About the Book
Data science has taken the world by storm. In a recent survey by Glassdoor, Data Scientist was named the best job in America. But what is the job of the data scientist? Data science is a process by which we state a question, gather and explore relevant data, conduct formal modeling, interpret results, and communicate findings. There is an art to this process that requires experience and collaboration to master.
The goal of the Data Science Salon is to provide a guided path to learning the conceptual and analytical skills needed to be an effective data scientist. We formulate this path as a group activity that can be done in small chunks on a regular basis. The primary objective is for your salon team to apply the Art of Data Science framework to a data science question of your choice and produce a report or summary of the analysis. After working through your own data science question using the TAODS framework, you will be well equipped to embark on additional data analysis projects of even greater complexity. Unlike didactic coursework with short answer questions and data analysis courses where you analyze the instructor’s sample data, in your Salon, you will be provided a structure to support your team’s analysis of its own data science question. This learning format is especially well suited to those who have had some traditional coursework and are poised to make the leap to applying technical skills to a real world data science question.
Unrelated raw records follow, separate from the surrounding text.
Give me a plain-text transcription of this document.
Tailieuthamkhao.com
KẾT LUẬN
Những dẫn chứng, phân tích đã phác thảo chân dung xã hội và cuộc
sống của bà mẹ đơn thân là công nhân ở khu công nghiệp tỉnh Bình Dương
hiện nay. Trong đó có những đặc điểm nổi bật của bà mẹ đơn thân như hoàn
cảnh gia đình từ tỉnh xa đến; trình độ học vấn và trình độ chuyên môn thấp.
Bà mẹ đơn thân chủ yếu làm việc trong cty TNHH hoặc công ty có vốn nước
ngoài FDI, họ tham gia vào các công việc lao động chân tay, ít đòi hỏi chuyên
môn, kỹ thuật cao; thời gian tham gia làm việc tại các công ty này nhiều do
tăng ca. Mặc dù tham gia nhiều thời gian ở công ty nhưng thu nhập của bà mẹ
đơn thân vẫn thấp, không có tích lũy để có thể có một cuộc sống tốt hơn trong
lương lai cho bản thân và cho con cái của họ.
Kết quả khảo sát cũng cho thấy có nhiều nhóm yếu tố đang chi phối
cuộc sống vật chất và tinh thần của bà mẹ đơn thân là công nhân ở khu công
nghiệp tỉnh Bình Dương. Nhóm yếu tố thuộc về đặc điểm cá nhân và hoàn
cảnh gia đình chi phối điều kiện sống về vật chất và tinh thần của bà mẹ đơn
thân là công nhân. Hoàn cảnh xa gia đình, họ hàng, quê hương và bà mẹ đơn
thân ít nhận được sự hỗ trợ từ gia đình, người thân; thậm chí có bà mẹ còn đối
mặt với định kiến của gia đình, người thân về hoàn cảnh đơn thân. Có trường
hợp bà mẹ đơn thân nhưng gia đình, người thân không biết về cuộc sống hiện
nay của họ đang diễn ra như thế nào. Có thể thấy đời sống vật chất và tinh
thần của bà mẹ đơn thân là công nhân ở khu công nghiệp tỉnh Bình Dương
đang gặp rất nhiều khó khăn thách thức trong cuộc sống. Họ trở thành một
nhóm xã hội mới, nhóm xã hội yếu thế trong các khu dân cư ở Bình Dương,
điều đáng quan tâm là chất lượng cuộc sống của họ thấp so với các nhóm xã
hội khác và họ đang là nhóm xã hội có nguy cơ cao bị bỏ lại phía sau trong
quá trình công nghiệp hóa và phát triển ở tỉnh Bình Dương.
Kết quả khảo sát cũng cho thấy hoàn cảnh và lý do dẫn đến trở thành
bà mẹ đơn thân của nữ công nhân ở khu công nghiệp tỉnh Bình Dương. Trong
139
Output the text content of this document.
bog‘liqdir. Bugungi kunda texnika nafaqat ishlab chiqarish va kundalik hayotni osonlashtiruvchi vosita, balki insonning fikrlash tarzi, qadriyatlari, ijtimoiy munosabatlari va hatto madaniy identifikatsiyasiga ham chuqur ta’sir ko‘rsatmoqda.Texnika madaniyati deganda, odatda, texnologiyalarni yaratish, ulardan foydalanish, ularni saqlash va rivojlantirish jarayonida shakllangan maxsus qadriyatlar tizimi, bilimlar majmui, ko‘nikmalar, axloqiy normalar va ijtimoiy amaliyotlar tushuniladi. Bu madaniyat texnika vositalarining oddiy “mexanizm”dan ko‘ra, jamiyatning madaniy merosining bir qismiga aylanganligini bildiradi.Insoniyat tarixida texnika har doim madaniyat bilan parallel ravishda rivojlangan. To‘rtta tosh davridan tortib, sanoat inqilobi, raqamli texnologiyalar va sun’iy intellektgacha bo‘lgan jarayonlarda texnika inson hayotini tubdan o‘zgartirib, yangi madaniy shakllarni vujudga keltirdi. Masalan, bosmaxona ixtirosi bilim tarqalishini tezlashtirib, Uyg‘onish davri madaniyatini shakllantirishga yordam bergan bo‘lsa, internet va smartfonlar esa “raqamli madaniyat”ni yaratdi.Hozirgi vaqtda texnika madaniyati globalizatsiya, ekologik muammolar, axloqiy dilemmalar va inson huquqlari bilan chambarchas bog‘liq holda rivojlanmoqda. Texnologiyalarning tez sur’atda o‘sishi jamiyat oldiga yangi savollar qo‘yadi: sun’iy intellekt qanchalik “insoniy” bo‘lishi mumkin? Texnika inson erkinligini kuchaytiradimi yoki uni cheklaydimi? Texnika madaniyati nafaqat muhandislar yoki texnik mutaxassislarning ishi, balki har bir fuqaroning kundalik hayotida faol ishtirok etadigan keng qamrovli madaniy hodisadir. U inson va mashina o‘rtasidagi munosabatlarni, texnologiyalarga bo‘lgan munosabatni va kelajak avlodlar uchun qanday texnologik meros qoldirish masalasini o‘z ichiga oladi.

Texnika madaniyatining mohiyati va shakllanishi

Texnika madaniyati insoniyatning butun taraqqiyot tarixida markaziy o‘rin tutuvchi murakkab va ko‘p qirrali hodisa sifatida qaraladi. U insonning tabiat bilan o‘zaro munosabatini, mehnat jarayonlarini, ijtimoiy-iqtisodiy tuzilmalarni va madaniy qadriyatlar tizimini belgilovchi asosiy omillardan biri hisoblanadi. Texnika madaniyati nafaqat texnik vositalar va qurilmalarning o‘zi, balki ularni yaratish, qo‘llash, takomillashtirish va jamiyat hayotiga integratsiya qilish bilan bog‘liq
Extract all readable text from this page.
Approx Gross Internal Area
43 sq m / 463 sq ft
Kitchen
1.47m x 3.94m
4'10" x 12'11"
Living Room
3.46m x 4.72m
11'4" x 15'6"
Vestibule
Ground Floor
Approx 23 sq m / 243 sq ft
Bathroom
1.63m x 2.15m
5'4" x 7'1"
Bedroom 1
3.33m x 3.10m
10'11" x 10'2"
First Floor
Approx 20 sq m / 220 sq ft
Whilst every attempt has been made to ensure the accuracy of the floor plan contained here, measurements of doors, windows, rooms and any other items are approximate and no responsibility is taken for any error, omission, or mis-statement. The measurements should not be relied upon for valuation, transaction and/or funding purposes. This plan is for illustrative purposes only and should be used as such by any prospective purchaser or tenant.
The Data Science Salon series is composed of weekly sessions, which can be completed at any pace. The book provides summaries of what activities should be conducted each week and presents questions that should be answered by the end of each session. The objective of the Salon is for your group to meet regularly to work out different aspects of your data science problem. Each session will be supported by reading materials from the Art of Data Science, lecture videos from the authors, and additional reading material specifically supporting each session.
About the Authors
Roger D. Peng is a Professor of Statistics and Data Sciences at the University of Texas, Austin. Previously, he was Professor of Biostatistics at the Johns Hopkins Bloomberg School of Public Health. His research focuses on the development of statistical methods for addressing environmental health problems and on developing tools for doing better data analysis. He is the author of the popular book R Programming for Data Science and 10 other books on data science and statistics. He is also the co-creator of the Johns Hopkins Data Science Specialization, the Simply Statistics blog where he writes about statistics for the public, the Not So Standard Deviations podcast with Hilary Parker, and The Effort Report podcast with Elizabeth Matsui. Roger is a Fellow of the American Statistical Association and is the recipient of the Mortimer Spiegelman Award from the American Public Health Association, which honors a statistician who has made outstanding contributions to public health. He can be found on Twitter and GitHub at @rdpeng.
Elizabeth Matsui is a Professor of Population Health and Pediatrics at Dell Medical School at UT Austin and an Adjunct Professor of Pediatrics at Johns Hopkins University. She is also a practicing pediatric allergist/immunologist and epidemiologist and directs a research program focused on environmental exposures and lung health. Elizabeth can be found on Twitter @elizabethmatsui.
Corinne Keet, MD, PhD is an Associate Professor of Pediatrics at the Johns Hopkins School of Medicine. She is an epidemiologist specializing in the causes and treatment of allergic diseases. She is cofounder of Skybrude Consulting, LLC, a data science consulting firm.